By ELISSA POOLE
Minks that slip inside a henhouse might kill 50 chickens, but only eat one. That’s overkill.
I’d also categorize Bylaw 530 as overkill. This proposal to rezone over 5,000 properties all over the island risks significant collateral damage—water shortages, higher property values, a surge in illegal short-term vacation rentals (STVRs) and an influx of newcomers who can afford the rents on additional dwelling units (ADUs) that will cost as much as $500 per square foot to build. And yet it’s expected to produce no more than a few long-term, affordable rentals.
Despite such specious comments as “we’ll all have to live with a smaller footprint,” the impact, over time, of more construction and an accompanying increase in the island’s population inevitably translates into a larger cumulative footprint, which is what the province was trying to avoid when it set Salt Spring aside, along with the other Gulf Islands, as an area to be protected for all of B.C. Our trustees can act as if the islands’ fragile ecosystems aren’t that rare or special, but most of us know they are, and that they’re at risk because we’re stomping all over them.
It’s understandable that many people who live here now have never read the Trust Policy Statement and may not be aware that protecting the island’s natural environment from excessive development was a guiding principle of Salt Spring’s Official Community Plan (OCP). A provision for capping Salt Spring’s population has been in the OCP for a long time. The Tsawout First Nation has also informed the Trust — twice — that it opposes Bylaw 530 because it feels the potential population increase threatens “the environmental stability of their traditional territory.”
As I write this, the Earth has just experienced its hottest month ever, B.C.’s wildfire season is the most destructive on record, and wells on Salt Spring are at record lows. But you’d never guess — given the shocking lack of data for how this bylaw might play out environmentally — that the Trust declared a climate emergency, or that it declared reconciliation with First Nations a priority—both of which would preclude passing Bylaw 530.
You have to ask why our trustees are so determined to get this bylaw passed in its most extreme form, without any checks and balances, when three previous bylaws, which opened up well over 2,000 properties for ADUs, have apparently had little success in creating affordable workers’ housing. Faster, more effective measures that would actually work exist, but they haven’t been adequately utilized: enforce STVR regulations; continue to pursue publicly funded, non-market housing alternatives; protect landlords as well as tenants with standardized rental agreements.

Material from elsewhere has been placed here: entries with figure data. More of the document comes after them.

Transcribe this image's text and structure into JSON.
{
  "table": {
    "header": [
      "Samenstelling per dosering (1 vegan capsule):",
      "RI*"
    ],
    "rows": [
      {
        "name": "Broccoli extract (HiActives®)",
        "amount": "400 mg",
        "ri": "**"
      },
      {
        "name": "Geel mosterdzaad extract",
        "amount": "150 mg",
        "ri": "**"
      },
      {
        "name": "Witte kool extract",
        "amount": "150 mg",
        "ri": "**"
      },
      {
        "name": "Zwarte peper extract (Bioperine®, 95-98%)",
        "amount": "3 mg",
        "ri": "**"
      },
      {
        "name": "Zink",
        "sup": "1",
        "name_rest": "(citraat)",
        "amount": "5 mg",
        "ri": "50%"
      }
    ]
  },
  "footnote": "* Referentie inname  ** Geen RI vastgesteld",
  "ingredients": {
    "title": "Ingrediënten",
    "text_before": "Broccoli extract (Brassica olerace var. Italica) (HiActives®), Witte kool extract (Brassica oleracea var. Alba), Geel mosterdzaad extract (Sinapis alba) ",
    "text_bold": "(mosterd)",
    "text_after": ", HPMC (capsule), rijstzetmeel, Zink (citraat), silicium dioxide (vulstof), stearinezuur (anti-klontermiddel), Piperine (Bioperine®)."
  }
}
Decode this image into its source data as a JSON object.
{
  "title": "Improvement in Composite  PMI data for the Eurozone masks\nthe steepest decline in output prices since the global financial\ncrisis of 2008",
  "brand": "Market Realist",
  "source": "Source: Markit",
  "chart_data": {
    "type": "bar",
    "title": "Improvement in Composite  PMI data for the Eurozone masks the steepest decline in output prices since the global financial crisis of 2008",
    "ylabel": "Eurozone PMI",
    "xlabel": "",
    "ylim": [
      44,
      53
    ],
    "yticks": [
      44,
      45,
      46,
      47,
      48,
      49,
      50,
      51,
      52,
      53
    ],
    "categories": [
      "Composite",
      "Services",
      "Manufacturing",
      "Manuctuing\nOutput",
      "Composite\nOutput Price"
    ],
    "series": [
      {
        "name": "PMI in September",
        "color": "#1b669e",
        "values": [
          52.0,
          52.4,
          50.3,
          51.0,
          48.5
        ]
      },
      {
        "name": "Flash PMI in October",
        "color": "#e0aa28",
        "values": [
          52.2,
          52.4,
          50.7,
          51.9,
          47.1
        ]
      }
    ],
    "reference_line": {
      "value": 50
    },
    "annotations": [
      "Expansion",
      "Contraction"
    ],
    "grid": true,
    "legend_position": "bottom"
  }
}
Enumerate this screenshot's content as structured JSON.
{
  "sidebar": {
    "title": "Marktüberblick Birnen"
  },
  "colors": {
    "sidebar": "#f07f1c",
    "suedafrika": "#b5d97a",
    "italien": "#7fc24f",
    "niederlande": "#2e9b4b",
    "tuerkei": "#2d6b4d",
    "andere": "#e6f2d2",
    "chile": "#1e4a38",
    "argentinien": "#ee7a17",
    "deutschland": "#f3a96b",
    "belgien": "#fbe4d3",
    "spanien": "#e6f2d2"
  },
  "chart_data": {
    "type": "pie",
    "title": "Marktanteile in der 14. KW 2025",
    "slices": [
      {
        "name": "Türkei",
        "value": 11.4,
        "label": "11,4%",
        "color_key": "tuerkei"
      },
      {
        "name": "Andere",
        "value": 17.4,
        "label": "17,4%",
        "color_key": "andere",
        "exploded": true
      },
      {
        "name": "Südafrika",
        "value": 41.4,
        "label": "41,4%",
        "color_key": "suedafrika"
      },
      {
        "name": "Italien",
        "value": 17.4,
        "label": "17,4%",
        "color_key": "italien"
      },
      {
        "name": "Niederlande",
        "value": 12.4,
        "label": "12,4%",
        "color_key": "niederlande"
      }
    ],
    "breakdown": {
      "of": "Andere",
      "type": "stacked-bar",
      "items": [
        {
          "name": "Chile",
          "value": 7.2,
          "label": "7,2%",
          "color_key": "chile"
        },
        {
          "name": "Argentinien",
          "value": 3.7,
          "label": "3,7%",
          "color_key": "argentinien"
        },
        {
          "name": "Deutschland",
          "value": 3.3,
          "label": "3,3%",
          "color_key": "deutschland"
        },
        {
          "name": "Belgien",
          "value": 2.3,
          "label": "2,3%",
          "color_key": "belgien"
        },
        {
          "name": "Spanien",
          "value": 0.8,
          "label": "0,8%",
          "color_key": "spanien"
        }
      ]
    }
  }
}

Why, when I walked into the public information meeting for Bylaw 530 in June, did the atmosphere remind me of a showroom for vacation timeshares? Is it because 75 per ent of ADUs usually end up as STVRs? It’s hard to trust the motives of public officials who repeatedly dismiss or disdain legitimate concerns about the lack of supporting data or a proposal’s long-term implications. That’s why I suspect Bylaw 530 is a wolf in sheep’s clothing — development masquerading as do-gooding.